Udbudsportalen’s lawyers have assessed and evaluated the implications of the ruling by the Danish Supreme Court on 27 of November. The ruling regards the creation of a consortium by the companies VKF Vejmarkering (now GVCO) and Eurostar. However, the ruling does not relate directly to the Danish law on public procurement: Udbudsloven, rather it focuses on the aspect of EU tenders related to competition. Thus, the ruling does not alter the status quo within EU-tenders. But it does highlight the restrictions on consortiums that are put in place by Danish Authorities, to ensure a healthy competition.

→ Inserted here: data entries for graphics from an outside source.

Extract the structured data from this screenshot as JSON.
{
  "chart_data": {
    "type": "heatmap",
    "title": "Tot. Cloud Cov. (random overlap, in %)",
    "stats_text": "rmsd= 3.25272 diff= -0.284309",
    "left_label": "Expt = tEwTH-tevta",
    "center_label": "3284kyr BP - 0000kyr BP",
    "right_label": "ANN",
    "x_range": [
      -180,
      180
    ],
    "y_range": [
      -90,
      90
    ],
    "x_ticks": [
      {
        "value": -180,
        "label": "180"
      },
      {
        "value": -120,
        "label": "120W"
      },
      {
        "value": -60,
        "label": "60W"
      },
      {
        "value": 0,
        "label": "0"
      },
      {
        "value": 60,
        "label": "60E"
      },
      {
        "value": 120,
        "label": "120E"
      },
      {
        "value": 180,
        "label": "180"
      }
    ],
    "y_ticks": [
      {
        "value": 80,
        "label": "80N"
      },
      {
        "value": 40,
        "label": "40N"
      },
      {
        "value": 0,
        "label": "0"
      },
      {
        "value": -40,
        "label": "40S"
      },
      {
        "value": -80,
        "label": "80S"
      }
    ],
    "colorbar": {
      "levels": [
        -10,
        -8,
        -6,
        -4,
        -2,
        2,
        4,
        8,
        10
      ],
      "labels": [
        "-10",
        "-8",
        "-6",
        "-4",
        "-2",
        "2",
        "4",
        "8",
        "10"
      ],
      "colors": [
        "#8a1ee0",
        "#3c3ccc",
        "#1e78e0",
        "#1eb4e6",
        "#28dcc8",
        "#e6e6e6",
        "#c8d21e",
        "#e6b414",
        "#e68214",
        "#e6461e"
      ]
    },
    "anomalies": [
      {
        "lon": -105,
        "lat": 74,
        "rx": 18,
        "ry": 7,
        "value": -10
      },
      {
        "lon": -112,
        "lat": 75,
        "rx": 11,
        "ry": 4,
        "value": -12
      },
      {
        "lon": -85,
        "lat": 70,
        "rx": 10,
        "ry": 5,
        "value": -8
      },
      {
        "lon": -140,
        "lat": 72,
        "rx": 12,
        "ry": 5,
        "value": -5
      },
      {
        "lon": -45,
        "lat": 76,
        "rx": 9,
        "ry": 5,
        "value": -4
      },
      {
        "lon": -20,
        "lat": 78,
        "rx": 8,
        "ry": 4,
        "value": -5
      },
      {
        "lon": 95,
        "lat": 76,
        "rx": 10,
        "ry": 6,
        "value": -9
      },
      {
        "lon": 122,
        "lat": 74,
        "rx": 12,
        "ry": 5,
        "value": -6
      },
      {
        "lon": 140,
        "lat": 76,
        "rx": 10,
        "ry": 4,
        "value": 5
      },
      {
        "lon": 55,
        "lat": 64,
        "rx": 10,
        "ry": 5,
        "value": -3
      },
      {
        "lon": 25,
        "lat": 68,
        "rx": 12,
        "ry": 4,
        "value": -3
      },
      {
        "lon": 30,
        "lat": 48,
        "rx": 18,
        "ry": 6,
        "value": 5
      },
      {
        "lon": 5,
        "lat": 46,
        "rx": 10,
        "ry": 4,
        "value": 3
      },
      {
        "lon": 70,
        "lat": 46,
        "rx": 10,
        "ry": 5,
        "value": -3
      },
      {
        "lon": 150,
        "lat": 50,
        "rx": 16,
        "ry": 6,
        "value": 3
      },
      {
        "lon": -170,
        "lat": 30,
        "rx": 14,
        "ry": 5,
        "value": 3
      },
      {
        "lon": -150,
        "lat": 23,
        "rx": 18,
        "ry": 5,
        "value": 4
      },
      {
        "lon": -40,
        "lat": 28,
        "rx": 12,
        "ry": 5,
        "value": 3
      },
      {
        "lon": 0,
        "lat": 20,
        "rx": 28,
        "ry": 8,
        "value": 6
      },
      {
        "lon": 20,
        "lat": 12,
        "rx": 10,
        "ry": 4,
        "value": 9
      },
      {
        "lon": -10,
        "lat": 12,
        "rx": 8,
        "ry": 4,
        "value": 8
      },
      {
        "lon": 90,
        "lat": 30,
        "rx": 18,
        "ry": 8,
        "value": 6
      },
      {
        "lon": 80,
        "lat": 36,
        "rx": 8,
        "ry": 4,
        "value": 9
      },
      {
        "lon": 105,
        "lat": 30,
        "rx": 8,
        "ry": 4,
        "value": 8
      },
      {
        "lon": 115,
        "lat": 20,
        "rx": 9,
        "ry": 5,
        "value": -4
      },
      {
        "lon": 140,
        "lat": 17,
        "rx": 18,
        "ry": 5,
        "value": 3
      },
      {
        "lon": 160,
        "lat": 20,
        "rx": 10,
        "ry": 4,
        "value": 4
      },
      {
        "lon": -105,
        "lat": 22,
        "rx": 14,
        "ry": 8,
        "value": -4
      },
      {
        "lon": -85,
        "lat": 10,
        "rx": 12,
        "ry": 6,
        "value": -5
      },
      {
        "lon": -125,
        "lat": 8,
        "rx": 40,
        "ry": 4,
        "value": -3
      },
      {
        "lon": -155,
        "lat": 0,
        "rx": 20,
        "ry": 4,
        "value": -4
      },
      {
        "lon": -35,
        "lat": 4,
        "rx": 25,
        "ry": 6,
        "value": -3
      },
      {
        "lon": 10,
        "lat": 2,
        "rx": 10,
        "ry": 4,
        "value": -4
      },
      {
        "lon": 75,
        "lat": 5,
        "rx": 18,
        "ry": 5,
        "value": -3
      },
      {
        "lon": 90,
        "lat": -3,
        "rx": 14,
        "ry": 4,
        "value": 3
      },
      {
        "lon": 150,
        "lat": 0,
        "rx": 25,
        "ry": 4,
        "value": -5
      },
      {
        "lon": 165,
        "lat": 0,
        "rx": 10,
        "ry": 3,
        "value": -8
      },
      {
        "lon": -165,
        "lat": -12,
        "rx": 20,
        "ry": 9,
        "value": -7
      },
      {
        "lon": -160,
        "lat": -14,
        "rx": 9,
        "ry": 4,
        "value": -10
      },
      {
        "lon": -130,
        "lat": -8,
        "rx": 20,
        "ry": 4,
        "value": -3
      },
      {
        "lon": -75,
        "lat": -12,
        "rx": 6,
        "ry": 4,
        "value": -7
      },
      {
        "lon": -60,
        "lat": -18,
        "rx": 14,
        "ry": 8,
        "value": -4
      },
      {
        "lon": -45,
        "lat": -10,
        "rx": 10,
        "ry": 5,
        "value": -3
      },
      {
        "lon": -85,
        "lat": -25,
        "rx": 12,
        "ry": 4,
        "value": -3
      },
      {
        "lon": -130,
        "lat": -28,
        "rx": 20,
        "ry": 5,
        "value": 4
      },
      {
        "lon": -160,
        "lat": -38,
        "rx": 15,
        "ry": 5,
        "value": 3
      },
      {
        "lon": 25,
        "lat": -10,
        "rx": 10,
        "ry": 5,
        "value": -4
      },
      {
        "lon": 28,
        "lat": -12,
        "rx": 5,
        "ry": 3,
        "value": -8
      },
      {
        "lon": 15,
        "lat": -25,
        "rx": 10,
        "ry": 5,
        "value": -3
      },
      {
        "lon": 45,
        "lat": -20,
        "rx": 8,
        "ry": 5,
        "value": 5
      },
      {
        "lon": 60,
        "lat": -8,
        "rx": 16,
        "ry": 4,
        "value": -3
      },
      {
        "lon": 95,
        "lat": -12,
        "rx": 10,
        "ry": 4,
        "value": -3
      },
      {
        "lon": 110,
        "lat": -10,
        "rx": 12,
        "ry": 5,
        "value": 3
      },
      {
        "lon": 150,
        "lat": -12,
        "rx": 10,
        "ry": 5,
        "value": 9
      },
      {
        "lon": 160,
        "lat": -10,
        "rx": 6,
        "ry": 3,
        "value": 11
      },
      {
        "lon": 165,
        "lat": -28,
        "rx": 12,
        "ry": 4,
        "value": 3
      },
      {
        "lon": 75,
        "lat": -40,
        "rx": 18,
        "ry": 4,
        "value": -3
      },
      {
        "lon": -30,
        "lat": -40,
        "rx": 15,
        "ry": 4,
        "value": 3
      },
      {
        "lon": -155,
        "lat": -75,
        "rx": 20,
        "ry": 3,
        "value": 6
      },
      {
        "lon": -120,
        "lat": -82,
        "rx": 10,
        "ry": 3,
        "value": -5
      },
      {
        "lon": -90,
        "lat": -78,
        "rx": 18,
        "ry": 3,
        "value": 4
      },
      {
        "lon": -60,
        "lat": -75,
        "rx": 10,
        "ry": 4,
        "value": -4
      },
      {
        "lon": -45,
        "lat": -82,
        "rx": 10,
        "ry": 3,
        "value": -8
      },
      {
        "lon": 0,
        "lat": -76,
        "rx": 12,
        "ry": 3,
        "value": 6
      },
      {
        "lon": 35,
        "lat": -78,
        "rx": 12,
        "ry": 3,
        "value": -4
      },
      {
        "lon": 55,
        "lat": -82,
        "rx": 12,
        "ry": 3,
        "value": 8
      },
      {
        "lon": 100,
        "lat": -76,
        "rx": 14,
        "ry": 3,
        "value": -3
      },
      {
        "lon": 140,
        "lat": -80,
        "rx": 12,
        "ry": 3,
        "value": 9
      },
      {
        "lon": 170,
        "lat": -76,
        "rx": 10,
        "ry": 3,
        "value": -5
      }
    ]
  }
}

The case of VKF Vejmarkering and Eurostar regards an EU tender, which was compartmentalized into several sub-contracts, which were available for individual bids. The two companies created a consortium to provide a bid for the full contract and then subsequently split the contracts between them. The Supreme Court’s ruling stipulates that the illegal element of the consortium relates directly to the compagnie’s possibility of separately fulfilling the tender’s contractual obligations, relating to both the main and sub-contracts. The ruling furthermore concluded that the consortium was created only for sales purposes and therefore contorted the competition of the tender.
Thus, the ruling only carries implications for similar cases and does not relate to the creation of consortiums in general. However, it does inform companies that it is necessary to be aware of the requirements for consortiums that goes beyond the restrictions placed hereupon from the public procurement legislation: Udbudsloven.
Consortiums therefore remains a valid and recognized solution for small companies when bidding on EU-tenders in Denmark, however it should also be noted that likewise other forms of collaboration are available for companies wishing to avoid similar situations.